Elon Musk is afraid that machines are getting smarter and smarter and he worries that they are an existential threat to humanity and may decide that they can rule over us or even worse, get rid of us. Leo thinks Musk has watched too many movies. Rodney Brooks, an artificial intelligence expert from MIT, said most people worried about that aren't working in AI, and he says that they aren't too worried because AI is too hard to perfect. Most are limited machines who can't move beyond their programming. It's a thin veneer of what looks like AI, but in reality, machines are pretty dumb.
This week marked the annual Day of Action for Net Neutrality designed to lobby the FCC and Congress. Leo says that naturally, most of the broadcasters ignored or gave lip service to covering the event, because they are all tied to major internet providers who "have a dog in this hunt." Leo says that the internet needs to be treated like a utility, something that needs to be open and available to all.

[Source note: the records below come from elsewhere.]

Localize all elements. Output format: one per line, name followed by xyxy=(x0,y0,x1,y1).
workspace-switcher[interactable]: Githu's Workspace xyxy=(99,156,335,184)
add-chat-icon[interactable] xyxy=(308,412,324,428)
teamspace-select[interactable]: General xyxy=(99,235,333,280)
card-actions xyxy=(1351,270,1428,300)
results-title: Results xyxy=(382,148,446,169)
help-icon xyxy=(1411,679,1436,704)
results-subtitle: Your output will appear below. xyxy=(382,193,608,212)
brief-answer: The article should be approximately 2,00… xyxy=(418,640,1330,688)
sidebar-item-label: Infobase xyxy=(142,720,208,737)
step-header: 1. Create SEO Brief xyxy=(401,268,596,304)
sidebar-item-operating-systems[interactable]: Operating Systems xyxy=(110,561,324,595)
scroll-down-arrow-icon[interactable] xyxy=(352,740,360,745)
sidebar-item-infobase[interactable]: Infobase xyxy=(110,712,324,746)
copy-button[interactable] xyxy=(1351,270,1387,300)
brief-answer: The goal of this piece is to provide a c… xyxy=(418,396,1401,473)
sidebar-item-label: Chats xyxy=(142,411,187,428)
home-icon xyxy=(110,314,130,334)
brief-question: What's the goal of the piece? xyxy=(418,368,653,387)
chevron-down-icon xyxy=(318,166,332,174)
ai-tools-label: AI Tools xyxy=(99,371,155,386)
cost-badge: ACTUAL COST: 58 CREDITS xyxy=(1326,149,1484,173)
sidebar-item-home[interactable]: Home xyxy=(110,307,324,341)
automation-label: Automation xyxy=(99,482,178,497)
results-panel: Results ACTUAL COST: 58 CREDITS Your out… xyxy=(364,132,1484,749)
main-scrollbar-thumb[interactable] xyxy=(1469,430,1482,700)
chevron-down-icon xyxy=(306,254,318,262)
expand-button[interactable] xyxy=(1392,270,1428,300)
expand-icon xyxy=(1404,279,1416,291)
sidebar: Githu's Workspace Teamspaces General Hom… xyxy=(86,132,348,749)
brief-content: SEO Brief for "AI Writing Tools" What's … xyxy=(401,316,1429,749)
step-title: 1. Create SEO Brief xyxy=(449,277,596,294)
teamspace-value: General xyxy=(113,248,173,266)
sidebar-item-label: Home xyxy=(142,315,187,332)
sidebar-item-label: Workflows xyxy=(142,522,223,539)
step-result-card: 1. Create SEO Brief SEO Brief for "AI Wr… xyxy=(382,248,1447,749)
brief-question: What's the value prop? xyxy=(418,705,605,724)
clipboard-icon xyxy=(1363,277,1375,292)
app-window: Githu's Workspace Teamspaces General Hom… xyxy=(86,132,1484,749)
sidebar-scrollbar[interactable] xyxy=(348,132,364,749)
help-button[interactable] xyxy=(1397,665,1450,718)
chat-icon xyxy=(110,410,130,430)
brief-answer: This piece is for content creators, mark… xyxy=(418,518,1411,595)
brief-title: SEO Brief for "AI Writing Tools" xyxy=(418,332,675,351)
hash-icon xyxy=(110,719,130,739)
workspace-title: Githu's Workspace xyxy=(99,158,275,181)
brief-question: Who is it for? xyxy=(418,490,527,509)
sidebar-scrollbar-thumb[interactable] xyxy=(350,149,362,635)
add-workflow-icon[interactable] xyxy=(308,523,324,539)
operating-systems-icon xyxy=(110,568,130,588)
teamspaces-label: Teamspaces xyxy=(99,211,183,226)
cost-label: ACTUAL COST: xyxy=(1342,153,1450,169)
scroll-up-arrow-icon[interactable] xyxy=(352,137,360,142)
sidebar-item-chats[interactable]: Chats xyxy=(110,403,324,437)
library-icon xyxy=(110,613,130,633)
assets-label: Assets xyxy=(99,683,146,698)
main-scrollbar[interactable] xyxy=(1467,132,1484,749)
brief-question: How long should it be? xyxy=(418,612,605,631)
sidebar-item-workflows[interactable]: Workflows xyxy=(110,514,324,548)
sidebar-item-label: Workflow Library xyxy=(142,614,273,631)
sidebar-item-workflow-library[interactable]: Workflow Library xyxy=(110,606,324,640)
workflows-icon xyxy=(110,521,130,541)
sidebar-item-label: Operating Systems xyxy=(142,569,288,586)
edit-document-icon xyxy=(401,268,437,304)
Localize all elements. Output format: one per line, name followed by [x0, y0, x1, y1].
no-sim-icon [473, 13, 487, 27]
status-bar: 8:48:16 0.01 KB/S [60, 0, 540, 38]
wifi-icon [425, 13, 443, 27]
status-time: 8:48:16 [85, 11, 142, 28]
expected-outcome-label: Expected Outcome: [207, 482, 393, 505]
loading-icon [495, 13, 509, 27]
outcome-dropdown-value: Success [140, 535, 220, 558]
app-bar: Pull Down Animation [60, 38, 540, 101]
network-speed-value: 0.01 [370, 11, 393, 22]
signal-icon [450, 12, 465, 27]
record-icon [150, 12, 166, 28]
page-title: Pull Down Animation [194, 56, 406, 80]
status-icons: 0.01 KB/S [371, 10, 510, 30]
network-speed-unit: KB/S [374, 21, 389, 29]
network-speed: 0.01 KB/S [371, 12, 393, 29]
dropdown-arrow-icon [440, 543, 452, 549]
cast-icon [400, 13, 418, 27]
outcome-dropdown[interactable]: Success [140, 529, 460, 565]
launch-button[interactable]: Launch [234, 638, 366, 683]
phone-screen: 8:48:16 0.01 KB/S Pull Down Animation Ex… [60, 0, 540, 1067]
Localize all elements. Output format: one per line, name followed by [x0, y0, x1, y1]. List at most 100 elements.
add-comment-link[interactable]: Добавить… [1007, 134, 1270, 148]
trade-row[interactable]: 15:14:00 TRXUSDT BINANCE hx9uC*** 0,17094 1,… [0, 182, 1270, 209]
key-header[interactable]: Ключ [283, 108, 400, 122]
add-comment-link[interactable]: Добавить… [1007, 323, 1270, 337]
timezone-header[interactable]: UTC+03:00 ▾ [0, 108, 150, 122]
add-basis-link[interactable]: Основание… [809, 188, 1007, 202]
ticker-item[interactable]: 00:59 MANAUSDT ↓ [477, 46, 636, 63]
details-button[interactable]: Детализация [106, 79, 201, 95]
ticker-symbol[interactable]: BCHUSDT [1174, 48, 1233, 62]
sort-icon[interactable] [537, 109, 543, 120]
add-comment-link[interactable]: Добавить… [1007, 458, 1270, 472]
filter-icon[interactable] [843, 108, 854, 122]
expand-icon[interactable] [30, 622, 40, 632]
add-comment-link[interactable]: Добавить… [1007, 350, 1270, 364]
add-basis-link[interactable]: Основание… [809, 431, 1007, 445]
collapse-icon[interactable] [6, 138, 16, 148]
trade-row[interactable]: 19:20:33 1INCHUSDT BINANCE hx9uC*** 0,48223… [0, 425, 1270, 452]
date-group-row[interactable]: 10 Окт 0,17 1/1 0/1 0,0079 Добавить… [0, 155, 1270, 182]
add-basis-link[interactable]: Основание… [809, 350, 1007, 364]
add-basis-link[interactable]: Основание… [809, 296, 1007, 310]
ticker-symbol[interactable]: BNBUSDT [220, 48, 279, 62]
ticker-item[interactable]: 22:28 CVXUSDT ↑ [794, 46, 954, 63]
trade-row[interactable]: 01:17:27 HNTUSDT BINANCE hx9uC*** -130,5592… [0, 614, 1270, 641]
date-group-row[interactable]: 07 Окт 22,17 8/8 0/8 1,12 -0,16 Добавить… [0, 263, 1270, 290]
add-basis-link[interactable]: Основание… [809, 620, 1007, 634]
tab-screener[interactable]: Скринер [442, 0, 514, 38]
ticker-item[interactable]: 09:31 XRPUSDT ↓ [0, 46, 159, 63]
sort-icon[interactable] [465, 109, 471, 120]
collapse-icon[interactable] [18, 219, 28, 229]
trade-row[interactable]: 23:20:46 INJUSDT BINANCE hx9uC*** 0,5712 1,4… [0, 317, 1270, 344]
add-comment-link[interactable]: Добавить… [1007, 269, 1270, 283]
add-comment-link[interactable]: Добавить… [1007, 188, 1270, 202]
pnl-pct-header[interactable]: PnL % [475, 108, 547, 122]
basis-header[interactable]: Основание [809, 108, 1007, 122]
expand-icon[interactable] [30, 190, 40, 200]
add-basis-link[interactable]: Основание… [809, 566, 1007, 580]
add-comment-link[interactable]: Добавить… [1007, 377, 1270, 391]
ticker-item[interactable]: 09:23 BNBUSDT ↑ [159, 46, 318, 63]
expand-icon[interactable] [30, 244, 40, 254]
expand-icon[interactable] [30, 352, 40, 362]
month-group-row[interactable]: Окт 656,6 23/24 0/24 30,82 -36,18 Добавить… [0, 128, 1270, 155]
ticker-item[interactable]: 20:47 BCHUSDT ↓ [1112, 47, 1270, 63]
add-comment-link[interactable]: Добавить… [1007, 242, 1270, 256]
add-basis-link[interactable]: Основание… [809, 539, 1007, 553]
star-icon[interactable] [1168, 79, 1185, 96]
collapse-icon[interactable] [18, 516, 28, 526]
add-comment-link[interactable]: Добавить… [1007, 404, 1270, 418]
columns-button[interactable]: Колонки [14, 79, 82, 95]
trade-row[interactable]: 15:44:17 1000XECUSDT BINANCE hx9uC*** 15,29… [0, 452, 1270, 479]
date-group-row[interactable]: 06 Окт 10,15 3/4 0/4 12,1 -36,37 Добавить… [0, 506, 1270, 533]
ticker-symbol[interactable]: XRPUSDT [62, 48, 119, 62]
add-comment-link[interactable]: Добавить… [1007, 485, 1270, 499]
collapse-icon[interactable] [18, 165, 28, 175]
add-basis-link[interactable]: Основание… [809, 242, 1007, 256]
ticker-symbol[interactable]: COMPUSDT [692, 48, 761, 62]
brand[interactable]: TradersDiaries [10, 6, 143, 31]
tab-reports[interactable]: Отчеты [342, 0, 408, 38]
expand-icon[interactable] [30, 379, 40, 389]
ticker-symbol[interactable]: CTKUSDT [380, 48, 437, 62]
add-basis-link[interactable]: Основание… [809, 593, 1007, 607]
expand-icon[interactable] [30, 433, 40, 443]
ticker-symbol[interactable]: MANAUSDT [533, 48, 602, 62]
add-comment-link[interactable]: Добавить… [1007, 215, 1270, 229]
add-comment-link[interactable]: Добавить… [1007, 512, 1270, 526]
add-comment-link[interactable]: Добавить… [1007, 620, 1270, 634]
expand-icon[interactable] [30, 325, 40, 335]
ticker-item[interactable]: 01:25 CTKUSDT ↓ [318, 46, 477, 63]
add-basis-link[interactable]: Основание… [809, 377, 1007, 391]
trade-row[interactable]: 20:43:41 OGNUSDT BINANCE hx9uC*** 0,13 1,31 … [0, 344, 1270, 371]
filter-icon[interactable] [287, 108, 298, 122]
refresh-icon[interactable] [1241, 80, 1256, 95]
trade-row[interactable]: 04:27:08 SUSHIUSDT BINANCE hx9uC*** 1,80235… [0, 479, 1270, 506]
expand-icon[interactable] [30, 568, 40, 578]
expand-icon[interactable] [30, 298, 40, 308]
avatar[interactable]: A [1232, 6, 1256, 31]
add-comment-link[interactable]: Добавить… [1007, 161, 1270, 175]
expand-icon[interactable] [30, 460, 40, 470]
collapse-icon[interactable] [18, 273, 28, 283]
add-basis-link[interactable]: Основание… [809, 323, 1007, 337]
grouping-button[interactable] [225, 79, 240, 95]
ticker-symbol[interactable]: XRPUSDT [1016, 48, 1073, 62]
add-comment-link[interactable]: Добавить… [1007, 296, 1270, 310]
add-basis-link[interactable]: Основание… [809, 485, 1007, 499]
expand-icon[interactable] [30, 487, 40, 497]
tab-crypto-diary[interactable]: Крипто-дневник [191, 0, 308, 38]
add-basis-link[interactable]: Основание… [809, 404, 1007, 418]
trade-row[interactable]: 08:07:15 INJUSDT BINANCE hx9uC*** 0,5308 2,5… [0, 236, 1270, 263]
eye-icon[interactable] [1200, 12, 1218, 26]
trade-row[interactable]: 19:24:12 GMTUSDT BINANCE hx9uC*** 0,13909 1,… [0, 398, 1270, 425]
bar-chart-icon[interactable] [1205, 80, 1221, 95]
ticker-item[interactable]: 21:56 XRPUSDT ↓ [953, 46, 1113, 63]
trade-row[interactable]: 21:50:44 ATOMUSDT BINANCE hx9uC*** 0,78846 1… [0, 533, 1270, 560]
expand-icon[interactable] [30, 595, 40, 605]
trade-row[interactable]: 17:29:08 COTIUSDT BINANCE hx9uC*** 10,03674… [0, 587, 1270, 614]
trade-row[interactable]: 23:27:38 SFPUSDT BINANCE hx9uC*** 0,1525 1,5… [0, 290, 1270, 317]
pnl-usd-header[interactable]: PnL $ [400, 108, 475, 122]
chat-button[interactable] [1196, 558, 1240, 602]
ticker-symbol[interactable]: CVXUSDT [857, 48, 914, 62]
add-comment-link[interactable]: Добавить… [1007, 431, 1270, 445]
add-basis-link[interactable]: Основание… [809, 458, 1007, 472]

Using a technique called "neighbor spoofing," a Florida man is being accused of making over 96 million robo calls selling time shares in violation of FCC Do Not Call laws. The FCC has suggested a fine is in the offing, but there's no word on if the perp is going to be arrested or if the robocalls have stopped.
This week during the gaming conference E3, Microsoft announced the most powerful gaming console ever made. It's called the Xbox One X, and it's smaller, heavier, liquid cooled and more powerful than any other console on the market. It also comes with a 4K Blu-ray player with HDR support built-in. Scott says that the HDR capability of the player is really more important than the resolution simply because most people won't really see the difference unless they have a screen that's 70" or larger. But HDR is really noticeable, even on sets under that size.
When a story came out recently that a JPL Engineer was detained and his work phone seized, it caused Leo to do some research about your legal rights coming back into the country. Turns out that the 4th amendment's protection against unlawful search and seizure has been suspended when you're in "international waters," and that's what an airport technically is. So the Border Patrol and the TSA have the legal right to take your phone, computer and tablets and demand the password to access all your data.